Она покачала головой.
— В двадцать пять — самое время жениться. Мое заведение хорошо для почтенных мужей или же для тренировки молоденьких мальчиков. Для молодого человека в расцвете лет это совсем неподходящее место — ему следует обзаводиться семьей, так сказать, строить корабль зрелости. — Мадам Таунсенд любит пышный слог, и хотя на бумаге это выглядит не очень убедительно, но звучит достаточно громко.
— Я слишком беден, чтобы жениться.
— Женитесь на наследнице.
Об этом уже говорено-переговорено. Я переменил тему. Спросил, нет ли на Томас-стрит новеньких. Есть, оказывается.
— Из Коннектикута на меня свалилось прямо сокровище. Там хорошенькие девушки растут, как лук на грядке. Не знаю почему. В воздухе дело, что ли? Говорит, будто ей семнадцать. Но может быть, и меньше. Говорит, что она девственница, во всяком случае была до сегодняшнего дня. Наверное, преувеличивает от скромности, но не сильно.

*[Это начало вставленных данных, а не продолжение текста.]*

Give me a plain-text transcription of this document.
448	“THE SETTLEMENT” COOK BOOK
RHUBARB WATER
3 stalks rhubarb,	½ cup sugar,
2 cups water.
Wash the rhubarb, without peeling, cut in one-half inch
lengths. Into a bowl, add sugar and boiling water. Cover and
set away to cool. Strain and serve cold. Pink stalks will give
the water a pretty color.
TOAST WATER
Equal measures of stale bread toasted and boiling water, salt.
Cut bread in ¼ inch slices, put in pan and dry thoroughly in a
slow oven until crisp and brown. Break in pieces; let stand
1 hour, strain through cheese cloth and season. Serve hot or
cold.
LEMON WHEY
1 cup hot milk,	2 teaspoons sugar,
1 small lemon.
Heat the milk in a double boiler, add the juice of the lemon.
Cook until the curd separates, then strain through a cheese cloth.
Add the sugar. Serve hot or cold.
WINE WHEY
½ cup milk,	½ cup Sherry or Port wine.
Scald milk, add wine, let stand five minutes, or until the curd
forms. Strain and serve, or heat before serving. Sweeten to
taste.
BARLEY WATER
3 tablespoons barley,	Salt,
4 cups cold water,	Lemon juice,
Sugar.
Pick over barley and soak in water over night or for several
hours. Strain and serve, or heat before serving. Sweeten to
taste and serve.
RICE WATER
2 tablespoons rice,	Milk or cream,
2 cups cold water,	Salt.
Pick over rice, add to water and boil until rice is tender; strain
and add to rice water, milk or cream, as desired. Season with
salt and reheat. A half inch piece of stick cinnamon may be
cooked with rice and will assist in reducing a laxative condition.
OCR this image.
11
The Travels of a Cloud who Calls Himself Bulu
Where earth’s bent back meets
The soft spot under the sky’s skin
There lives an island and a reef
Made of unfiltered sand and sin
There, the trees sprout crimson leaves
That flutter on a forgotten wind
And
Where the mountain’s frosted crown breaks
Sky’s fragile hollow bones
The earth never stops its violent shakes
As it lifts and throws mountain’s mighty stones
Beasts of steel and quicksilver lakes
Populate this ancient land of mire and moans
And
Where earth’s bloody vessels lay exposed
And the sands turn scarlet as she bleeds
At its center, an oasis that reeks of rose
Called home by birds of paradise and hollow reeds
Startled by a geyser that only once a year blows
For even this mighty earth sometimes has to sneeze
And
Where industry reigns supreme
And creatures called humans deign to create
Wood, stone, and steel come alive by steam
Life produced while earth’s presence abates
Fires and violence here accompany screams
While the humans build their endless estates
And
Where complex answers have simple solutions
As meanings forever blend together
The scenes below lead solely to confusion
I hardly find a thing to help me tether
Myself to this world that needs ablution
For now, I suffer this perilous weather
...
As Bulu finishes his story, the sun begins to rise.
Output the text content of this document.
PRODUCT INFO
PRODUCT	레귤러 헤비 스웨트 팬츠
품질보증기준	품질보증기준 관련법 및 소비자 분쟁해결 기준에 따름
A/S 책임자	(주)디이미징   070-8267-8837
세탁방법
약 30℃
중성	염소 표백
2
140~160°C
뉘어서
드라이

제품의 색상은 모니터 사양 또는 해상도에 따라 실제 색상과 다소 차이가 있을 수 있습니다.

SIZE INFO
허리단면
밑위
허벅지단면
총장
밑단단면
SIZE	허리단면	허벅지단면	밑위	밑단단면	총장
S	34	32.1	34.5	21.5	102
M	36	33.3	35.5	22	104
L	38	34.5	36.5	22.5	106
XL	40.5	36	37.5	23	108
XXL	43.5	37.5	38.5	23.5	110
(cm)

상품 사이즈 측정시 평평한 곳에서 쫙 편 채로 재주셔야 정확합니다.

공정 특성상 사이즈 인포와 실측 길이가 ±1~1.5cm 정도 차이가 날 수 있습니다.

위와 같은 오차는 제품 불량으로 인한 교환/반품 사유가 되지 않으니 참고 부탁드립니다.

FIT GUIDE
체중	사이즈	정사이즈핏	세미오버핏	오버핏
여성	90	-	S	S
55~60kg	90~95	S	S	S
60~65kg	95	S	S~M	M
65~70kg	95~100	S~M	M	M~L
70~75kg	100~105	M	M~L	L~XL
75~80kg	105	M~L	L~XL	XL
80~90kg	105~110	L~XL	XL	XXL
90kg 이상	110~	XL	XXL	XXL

Пока мадам Таунсенд говорила, я все больше волновался. Должно быть, я глубоко порочен, раз меня тянет к совсем молоденьким, девушкам en fleur[37], как сказал бы полковник Бэрр; это и его вкус — во всяком случае, в старости, в молодые годы его явно тянуло к женщинам старше его.
— Вы представите меня этой — коннектикутской луковке?
Мадам Таунсенд назначила цену. Я предложил свою. Мы поторговались. Мы с ней всегда торгуемся, когда у нее есть что-то особенное.
Сойдясь в цене и заплатив, я, к ее изумлению, не бросился наверх.
— Идите же, мистер Скайлер. Ее зовут Элен Джуэт. Последняя комната слева по коридору. Или вы хотите, чтобы я вас официально представила?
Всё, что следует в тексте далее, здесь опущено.